Penanganan Banjir di Depok Tuai Pertimbangan Dari Kandidat Wawalkot Depok

Penanganan Banjir di Depok Tuai Pertimbangan Dari Kandidat Wawalkot Depok

Depok, Akuratnews. com – Penanganan banjir yang kerap terjadi diberbagai wilayah di Depok pasca diguyur hujan deras menuai kritik dari kandidat Wakil Pemangku Kota (Wawalkot) di Pilkada Depok 2020.

Kritik tersebut muncuat dari satu-satunya kandidat Wawalkot Depok 2020 – 2025 secara latar belakang insinyur teknik biasa Afifah Alia lantaran upaya pengerjaan banjir dinilai sangat tak maksimal.

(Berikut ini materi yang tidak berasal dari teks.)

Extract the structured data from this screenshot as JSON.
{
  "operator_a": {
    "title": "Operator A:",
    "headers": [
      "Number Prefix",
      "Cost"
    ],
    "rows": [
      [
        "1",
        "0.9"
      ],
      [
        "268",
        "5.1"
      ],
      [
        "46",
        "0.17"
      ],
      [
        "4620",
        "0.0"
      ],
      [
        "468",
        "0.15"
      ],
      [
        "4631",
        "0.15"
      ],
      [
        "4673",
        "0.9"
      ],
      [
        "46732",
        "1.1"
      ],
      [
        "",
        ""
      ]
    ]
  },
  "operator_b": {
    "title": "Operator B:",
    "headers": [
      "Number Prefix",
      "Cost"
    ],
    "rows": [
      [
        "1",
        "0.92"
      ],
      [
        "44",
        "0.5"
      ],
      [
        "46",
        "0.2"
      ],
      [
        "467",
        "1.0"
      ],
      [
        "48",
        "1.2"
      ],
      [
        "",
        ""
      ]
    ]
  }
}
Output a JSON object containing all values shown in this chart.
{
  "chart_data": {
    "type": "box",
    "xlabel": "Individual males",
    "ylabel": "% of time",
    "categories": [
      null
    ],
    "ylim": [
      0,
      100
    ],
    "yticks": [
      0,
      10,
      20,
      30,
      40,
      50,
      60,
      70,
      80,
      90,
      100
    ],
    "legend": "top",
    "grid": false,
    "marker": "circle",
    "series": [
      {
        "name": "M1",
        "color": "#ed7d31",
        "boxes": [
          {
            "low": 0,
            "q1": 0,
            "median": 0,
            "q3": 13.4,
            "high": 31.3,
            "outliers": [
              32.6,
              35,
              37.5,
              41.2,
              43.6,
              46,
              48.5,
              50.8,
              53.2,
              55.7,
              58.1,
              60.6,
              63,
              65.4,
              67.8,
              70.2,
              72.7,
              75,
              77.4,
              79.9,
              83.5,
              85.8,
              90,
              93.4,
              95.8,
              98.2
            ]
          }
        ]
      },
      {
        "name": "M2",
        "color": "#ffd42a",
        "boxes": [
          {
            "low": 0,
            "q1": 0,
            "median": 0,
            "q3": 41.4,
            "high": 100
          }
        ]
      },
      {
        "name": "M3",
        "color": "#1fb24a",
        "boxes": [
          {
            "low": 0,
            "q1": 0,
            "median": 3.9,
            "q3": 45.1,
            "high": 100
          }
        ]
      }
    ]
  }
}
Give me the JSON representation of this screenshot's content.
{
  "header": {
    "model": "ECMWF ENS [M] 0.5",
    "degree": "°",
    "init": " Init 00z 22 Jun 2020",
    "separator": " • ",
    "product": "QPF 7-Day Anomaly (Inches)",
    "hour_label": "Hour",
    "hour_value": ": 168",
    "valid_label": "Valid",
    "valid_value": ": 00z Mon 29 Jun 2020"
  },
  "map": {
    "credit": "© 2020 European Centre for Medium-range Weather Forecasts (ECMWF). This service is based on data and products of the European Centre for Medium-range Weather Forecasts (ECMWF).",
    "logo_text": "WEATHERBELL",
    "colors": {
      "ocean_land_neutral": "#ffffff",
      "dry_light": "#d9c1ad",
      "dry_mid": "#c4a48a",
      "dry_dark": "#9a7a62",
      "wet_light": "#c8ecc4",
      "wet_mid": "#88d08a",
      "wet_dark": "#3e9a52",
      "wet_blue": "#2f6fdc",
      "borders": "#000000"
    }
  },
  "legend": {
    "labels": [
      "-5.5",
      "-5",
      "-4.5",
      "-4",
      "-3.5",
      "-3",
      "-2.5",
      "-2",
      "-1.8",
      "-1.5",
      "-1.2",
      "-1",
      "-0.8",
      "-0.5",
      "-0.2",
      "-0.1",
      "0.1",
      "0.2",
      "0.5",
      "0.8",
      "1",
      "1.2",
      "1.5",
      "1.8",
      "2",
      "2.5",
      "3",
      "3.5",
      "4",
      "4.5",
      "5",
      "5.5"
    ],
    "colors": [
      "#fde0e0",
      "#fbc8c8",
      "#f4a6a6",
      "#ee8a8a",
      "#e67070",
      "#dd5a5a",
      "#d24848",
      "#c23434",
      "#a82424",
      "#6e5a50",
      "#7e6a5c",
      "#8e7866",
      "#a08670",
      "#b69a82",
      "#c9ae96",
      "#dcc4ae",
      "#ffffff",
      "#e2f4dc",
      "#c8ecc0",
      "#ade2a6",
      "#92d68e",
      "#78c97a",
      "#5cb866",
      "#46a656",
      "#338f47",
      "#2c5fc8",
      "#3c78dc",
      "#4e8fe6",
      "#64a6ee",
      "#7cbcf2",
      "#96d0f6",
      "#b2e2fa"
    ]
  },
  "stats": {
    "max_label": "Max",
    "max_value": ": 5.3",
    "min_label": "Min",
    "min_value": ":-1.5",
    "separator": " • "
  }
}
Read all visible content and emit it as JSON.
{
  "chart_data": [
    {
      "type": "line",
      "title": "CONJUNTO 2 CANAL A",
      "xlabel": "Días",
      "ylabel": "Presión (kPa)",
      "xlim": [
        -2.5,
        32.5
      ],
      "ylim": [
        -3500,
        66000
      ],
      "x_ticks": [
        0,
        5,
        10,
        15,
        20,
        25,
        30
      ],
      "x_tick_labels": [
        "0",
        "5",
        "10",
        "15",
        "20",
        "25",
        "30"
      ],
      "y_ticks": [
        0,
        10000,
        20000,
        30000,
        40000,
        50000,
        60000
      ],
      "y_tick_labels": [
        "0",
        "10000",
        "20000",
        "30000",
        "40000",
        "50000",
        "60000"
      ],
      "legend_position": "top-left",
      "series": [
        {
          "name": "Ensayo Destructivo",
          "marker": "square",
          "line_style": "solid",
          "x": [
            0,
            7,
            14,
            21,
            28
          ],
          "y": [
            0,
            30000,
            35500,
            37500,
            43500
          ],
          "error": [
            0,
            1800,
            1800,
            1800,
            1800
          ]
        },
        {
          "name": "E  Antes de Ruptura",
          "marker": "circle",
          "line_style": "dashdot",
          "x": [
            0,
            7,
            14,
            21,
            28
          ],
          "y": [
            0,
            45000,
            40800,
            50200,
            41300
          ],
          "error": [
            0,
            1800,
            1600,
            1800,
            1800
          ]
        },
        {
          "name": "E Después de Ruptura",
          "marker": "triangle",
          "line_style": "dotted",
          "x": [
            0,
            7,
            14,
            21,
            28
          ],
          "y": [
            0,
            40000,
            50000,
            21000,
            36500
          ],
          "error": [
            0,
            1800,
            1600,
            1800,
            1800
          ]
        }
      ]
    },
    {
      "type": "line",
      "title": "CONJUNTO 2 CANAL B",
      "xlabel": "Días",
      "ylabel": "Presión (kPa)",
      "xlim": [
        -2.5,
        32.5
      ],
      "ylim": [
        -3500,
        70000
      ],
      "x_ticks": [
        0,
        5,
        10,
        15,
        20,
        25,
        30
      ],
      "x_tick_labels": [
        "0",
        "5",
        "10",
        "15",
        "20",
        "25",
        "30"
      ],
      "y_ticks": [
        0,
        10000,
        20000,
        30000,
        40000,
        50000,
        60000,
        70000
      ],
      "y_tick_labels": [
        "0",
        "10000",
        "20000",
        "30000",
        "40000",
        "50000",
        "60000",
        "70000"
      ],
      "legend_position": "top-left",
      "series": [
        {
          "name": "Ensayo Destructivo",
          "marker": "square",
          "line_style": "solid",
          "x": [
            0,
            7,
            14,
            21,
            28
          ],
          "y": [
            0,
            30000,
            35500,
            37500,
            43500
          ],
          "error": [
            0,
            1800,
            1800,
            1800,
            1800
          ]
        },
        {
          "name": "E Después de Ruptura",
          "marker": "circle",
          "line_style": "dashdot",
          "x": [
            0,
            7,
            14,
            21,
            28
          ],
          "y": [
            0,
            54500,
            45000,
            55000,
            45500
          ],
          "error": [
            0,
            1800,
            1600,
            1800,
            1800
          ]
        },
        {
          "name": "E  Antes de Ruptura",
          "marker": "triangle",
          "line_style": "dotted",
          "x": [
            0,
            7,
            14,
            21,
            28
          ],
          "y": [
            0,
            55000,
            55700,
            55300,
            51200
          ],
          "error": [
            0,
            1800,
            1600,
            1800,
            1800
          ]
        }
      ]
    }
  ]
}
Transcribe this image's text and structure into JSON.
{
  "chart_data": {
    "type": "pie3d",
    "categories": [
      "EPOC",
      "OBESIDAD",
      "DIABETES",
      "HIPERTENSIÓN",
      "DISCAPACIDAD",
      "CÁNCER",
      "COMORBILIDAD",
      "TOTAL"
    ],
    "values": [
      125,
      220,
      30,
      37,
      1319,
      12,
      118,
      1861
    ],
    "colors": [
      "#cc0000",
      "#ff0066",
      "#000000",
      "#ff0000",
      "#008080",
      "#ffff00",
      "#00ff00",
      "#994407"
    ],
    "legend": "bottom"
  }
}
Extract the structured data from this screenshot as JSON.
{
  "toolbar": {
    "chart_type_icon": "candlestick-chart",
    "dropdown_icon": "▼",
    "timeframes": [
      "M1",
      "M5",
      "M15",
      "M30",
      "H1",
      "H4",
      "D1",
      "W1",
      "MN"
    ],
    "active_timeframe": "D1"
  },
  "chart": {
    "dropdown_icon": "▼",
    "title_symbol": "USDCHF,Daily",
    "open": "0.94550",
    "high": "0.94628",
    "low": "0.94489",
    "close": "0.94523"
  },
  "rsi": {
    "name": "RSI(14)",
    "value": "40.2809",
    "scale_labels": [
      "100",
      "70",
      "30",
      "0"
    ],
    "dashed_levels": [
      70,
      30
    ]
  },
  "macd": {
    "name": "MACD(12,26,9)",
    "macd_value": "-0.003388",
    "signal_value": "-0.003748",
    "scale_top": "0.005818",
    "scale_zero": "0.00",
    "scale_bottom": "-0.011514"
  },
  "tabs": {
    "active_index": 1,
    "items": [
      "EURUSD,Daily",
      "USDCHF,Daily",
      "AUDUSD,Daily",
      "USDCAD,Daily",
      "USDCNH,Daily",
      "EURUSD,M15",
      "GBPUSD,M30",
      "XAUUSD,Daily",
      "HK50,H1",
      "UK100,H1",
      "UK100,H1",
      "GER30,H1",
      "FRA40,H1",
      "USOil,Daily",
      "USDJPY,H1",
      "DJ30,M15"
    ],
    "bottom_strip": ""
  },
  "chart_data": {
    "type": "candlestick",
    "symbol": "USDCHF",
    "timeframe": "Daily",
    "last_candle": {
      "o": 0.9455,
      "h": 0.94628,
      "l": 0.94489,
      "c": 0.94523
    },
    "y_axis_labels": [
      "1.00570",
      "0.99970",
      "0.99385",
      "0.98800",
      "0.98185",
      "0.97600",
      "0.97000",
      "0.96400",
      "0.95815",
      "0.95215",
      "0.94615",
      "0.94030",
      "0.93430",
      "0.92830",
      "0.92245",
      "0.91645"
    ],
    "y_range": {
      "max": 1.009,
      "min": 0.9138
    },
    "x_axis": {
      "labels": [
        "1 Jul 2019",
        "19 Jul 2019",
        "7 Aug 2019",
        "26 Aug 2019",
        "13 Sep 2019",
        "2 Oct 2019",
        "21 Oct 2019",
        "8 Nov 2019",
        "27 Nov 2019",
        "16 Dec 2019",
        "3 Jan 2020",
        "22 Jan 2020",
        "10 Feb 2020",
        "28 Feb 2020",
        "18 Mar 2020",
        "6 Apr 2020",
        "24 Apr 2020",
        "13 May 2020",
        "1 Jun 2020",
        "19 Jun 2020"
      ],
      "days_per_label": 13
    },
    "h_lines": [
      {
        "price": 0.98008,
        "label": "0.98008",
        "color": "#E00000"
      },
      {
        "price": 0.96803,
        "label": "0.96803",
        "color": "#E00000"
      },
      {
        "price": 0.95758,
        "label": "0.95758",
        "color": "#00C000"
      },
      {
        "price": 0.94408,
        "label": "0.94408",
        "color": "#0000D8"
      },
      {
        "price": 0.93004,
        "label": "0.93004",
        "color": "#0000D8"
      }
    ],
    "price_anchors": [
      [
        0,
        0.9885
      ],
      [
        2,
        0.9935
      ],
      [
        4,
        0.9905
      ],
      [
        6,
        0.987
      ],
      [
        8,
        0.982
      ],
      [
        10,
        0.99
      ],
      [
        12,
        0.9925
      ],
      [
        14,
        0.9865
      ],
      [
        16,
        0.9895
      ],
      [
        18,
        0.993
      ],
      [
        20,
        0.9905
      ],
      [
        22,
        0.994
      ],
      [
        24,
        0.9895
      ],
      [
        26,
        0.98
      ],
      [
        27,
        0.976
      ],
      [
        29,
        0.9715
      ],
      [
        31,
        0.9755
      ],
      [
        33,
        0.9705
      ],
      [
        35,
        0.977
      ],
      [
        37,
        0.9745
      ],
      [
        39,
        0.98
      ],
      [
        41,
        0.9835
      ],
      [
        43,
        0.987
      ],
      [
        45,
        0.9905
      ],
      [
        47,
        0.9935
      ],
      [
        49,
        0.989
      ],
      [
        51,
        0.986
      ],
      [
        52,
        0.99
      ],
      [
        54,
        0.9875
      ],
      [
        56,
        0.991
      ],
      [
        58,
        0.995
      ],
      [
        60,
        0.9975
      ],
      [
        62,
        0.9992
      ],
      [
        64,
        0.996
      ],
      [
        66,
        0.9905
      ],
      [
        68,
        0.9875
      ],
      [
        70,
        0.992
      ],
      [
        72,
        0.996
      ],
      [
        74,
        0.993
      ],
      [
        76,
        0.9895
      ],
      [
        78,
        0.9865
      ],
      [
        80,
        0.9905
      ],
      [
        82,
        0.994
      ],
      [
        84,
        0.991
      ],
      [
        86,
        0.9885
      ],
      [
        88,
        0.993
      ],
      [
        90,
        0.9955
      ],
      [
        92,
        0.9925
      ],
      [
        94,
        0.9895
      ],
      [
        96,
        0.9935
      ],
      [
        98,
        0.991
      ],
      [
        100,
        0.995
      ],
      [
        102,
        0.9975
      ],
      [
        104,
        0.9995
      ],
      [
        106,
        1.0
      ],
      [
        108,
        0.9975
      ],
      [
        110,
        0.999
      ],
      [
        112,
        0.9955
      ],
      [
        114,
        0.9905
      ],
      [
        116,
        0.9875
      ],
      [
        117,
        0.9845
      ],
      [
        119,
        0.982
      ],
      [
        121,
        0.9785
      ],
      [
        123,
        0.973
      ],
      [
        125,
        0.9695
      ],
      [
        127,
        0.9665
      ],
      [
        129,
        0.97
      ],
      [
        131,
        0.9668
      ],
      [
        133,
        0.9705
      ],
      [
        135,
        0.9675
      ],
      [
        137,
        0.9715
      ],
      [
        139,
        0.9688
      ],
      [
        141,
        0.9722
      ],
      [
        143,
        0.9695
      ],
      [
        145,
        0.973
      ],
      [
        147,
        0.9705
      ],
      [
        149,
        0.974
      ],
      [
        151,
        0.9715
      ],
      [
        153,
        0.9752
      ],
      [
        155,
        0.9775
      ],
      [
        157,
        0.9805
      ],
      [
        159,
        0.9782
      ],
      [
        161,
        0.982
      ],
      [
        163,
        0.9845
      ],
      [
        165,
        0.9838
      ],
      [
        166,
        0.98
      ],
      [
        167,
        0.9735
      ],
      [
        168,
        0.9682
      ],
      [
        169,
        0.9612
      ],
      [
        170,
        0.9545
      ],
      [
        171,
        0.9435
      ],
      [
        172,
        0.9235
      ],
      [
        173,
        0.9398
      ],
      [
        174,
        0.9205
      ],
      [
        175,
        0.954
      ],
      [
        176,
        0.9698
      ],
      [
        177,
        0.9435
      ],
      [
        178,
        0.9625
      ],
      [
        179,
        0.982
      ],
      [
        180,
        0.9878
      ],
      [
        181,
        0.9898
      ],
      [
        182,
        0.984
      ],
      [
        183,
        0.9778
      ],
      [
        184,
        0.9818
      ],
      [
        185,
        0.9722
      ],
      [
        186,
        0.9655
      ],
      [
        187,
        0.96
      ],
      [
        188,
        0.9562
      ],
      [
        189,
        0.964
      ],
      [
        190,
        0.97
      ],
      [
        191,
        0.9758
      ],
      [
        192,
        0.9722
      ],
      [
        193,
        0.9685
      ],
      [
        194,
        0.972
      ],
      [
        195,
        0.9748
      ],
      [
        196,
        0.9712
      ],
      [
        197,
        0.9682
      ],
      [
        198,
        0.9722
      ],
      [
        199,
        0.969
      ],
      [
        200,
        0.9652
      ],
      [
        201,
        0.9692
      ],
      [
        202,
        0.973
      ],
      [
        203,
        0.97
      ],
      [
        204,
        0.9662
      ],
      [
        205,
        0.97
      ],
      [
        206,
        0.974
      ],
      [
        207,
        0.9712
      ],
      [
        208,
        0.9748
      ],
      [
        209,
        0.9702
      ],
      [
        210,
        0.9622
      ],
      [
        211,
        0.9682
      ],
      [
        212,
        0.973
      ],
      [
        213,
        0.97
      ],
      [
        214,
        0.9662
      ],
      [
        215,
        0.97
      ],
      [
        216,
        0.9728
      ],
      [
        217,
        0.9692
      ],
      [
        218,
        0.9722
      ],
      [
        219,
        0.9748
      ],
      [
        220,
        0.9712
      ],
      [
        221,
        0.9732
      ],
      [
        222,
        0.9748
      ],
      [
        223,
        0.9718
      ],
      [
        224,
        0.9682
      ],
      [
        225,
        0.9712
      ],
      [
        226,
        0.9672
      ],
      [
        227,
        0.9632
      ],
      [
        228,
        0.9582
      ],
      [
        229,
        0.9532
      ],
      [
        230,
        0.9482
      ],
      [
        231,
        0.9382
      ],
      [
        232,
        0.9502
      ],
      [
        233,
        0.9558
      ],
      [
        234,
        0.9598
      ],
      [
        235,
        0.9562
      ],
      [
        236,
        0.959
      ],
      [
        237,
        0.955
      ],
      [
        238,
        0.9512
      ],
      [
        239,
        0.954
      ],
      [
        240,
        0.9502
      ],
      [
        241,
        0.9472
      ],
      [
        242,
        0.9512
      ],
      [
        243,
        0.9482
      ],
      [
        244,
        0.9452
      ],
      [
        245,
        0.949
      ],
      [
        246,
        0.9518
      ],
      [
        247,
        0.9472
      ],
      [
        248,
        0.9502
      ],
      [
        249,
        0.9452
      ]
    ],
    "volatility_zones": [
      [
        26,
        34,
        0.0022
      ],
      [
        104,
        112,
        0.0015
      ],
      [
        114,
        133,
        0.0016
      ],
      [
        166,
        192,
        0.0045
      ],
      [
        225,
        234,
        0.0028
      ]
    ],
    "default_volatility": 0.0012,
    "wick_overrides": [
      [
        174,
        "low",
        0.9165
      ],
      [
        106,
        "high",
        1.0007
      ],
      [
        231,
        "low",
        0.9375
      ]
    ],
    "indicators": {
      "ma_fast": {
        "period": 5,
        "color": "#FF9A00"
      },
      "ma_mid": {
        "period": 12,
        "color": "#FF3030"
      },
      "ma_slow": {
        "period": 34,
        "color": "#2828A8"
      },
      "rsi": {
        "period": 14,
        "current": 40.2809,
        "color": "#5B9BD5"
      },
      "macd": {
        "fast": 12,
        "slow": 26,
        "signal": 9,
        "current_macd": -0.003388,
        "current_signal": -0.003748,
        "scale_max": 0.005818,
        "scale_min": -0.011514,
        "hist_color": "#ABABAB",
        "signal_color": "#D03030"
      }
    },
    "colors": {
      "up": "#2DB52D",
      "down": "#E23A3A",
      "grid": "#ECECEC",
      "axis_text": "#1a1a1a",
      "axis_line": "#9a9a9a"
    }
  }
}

“Penanganan banjir sangat tidak maksimal bahkan terkesan tak dikerjakan dan yang dikerjakan cuma membuang anggaran, “ujar Afifah, Senin, (12/10/2020).

Menurutnya roman jika Anggaran Pendapatan Belanja Kawasan digunakan untuk hal yang sia-sia lantaran banyak saluran yang dikerjakan secara asal, tidak sesuai elevasi kali.

Depok, introduksi Afifah, selama ini belum pernah melakukan normalisasi kali secara utuh. Normalisasi kali selalu dilakukan dengan sebagian. Padahal kali tidak bisa diperlakukan seperti itu.

“Normalisasi perlu dilakukan secara lengkap. Kalau dikerjakan secara benar, tersedia titik banjir yang berkurang setiap tahunnya sehingga hanya hamburkan taksiran saja, “kata Afifah saat dihubungi Akuratnews. com.

Dia meyakini banjir akan bisa teratasi jangka waktu pada 10-15 tarikh selama dikerjakan zecara benar dan bertahab. “Saya yakin kita bisa atasi banjir di Depok, ” jelas Afifah.

Soal banjir, dirinya bahkan mengaku telah berikan kritik terhadap kerja Pemkot Depok sejak beberapa tahun berantakan. “Saya sudah mengkritik kerja Pemkot Depok sejak 10 tahun dengan lalu, ” ucap satu-satunya kandidat Wali Kota Depok yang wakili kaum hawa ini.

Tetapi memang, lanjut dia, Pemkot Depok tidak menepatkan Aparatur Sipil Negara pada tempatnya. Contohnya tersedia ASN berlatarbelakang sarjana ekonomi dengan diberi jabatan bidang teknis jadi Kepala Seksi di DPUPR.

“Nanti saya akan bakal secara utuh bagaimana anggaran dibuang untuk proyek yang seharusnya tidak dilakukan, ” pukas Afifah.

Sementara, Kepala Dinas Pekerjaan Umum Penataan Ruang (DPUPR) Dadan Rustandi saat dikonfirmasi terkait banjir via pesan whats app semenjak siang hari hingga berita ini ditayangkan masih belum berikan respon positif.

Seperti diberitakan, warga yang ada dibarbagai provinsi di Depok seperti Krukut, Limo, Perumahan Puri Cinere, Cinere, Tirta Mandala, Sukmajaya, Pasir Putih, Sawangan alami kebanjiran.

Berikutnya, langganan banjir terjadi di Pekerjaan Kampung Utan, dan Perumahan Batu Depok, Pondok Jaya, Cipayung, Timah Arif Rahman Hakim, Beji, Timah Margonda Rsya Depok Terakhir kali banjir terjadi saat Depok diguyur hujan deras pada 10 Oktober 2020 kemarin.